Scaramucci said he wants to let Trump be Trump. Here’s what that looks like 72 hours in.

Impact

Anthony Scaramucci’s tenure as White House communications director has begun — and so too has his plan to let President Donald Trump be Trump.

“I want the president to be the president and I want him to express the full nature of his personality,” Scaramucci said Sunday on Fox News Sunday.

That plan is in full swing, with Trump rattling off tweets on topics that do nothing to serve his agenda — including commenting on his pardoning powers, attacking members of his own party and even publicly belittling his own attorney general.

Trump has, of course, tweeted distracting and jarring missives since he was inaugurated six months ago — including a vulgar comment about MSNBC’s Mika Brzezinski, a threat to former FBI Director James Comey and a meme depicting himself physically assaulting CNN.

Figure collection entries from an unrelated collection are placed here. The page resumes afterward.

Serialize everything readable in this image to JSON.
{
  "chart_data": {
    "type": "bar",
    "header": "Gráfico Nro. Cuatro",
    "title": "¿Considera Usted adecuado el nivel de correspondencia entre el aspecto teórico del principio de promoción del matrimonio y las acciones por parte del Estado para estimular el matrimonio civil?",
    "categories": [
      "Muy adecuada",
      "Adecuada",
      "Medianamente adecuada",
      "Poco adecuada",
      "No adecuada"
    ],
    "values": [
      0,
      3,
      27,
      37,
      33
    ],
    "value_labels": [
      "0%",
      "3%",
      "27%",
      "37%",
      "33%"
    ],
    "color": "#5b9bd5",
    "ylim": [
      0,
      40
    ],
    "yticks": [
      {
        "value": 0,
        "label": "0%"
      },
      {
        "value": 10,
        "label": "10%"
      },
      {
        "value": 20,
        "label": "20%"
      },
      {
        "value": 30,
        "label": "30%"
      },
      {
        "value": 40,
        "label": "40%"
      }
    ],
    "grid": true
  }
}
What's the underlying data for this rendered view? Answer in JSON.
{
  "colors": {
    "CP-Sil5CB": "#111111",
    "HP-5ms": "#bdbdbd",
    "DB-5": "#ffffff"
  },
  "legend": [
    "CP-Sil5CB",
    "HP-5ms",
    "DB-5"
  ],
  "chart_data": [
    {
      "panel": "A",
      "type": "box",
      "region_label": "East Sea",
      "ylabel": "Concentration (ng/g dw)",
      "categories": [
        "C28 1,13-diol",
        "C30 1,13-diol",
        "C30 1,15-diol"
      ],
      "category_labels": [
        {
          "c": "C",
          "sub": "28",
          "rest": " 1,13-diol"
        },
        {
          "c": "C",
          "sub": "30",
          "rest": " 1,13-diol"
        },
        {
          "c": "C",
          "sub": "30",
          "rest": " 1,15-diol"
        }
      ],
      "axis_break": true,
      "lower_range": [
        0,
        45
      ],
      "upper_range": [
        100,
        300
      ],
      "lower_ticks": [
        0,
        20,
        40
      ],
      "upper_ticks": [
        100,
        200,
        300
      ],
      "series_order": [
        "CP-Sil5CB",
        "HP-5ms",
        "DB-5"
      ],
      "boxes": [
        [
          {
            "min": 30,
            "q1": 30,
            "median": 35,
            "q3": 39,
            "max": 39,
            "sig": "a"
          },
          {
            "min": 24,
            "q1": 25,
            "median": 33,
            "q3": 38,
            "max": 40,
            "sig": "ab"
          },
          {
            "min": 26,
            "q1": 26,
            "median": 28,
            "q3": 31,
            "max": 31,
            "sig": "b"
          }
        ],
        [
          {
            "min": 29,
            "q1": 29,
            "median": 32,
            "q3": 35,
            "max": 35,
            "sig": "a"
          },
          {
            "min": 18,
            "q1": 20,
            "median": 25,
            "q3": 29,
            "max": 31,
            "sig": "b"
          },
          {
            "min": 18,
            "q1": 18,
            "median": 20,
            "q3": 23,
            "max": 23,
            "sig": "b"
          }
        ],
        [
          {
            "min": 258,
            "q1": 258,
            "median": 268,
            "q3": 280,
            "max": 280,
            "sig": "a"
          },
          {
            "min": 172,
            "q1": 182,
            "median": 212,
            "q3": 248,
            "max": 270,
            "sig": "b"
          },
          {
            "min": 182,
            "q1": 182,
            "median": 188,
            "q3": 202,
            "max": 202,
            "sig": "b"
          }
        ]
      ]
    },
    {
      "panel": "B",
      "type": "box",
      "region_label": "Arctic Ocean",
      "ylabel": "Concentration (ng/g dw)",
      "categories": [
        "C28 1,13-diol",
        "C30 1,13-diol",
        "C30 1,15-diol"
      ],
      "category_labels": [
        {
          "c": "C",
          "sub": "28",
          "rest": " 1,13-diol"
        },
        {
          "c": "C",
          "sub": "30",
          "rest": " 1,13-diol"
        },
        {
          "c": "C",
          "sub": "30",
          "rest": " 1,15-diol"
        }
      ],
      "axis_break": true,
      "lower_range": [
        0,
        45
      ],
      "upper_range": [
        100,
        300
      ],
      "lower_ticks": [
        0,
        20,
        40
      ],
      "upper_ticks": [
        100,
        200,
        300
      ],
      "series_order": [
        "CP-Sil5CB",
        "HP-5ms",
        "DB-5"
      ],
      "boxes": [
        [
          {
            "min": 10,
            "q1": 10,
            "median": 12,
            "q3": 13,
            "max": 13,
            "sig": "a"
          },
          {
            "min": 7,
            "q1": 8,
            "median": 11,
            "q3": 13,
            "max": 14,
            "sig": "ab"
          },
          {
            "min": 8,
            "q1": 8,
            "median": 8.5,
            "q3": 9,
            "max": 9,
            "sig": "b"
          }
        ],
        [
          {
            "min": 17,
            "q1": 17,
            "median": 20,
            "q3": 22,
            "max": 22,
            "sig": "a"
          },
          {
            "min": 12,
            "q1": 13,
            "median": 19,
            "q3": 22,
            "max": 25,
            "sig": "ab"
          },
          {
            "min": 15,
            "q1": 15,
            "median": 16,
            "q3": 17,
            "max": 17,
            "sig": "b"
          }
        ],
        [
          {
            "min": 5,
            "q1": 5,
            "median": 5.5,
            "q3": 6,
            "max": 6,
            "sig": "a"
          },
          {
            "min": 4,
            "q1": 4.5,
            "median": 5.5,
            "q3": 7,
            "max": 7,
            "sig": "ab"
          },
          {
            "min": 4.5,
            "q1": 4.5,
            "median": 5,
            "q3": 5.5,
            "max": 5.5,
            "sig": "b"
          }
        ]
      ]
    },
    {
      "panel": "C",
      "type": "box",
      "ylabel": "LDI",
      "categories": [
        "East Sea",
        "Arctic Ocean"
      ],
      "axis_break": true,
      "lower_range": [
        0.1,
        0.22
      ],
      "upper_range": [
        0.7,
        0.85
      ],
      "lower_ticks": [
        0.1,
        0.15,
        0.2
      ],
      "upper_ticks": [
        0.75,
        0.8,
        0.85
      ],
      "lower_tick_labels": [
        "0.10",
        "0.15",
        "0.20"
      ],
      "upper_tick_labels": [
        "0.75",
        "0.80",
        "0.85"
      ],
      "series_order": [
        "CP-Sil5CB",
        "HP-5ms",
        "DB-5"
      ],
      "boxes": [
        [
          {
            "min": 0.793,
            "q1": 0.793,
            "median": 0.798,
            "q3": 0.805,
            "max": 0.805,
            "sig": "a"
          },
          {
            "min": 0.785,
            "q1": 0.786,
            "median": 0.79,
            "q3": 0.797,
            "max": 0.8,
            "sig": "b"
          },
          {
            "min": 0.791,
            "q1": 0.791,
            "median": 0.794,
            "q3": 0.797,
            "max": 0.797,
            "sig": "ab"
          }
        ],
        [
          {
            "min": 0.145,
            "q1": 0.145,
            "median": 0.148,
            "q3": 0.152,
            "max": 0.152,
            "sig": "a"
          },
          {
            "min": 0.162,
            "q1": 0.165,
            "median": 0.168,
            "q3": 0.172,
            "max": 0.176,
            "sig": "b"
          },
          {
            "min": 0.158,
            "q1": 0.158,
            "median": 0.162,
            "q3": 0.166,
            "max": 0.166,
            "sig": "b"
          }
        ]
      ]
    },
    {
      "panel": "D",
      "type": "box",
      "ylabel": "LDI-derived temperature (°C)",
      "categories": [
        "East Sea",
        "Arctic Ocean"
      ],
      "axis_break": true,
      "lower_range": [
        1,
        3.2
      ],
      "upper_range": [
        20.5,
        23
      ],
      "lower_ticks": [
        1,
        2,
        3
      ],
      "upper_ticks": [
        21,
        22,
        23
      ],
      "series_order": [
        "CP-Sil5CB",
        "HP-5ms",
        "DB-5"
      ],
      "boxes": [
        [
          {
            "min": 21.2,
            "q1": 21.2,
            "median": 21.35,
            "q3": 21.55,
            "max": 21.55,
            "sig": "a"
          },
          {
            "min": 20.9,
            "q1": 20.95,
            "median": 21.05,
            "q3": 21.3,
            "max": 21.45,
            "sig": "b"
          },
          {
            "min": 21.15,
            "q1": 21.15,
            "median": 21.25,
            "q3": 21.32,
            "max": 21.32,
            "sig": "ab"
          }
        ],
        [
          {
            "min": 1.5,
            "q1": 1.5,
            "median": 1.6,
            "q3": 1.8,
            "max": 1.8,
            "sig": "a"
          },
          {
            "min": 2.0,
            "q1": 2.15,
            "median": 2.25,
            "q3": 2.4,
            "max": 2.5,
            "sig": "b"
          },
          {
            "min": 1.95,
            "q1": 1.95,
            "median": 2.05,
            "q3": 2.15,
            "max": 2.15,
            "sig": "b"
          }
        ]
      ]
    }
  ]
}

But since Trump announced Scaramucci as communications director roughly three days ago, the tweets seem to have grown more frequent and more angry, suggesting that his revamped communications department is increasingly comfortable with the president controlling his own messaging.

Continuing to tweet about Russia, including explosive comments about pardons and his frustration with “beleaguered” Attorney General Jeff Sessions, ensures that the media will continue to cover the Russia investigation and the palace intrigue into the dysfunction in the White House.

And that won’t do anything to help accomplish his big-ticket agenda items, nor grow his floundering approval rating, which hovers just below 40% — a historic low for a president at the six-month mark of his first term.

Congressional Republicans, frustrated with having to answer for Trump’s behavior, know this is true.

Politico reported Monday that Congressional Republicans are in a state of “despair” as they slowly watch the legislative calendar fly by without passing any of the major reforms both Trump and the GOP promised voters.

Soon, Congress will need to turn to dire agenda items such as raising the debt ceiling and funding the government, which will take precedent over repealing the Affordable Care Act and reforming the tax code, two of Trump and the Republican Party’s biggest promises during the campaign.

And that reality has ticked off Republicans such as Rep. Mike Simpson (R-Idaho).

“I don’t even pay any attention to what is going on with the administration because I don’t care. They’re a distraction. The family is a distraction, the president is a distraction,” Simpson told Politico. “At first, it was ‘Well yeah, this is the guy we elected. He’ll learn, he’ll learn.’ And you just don’t see that happening.”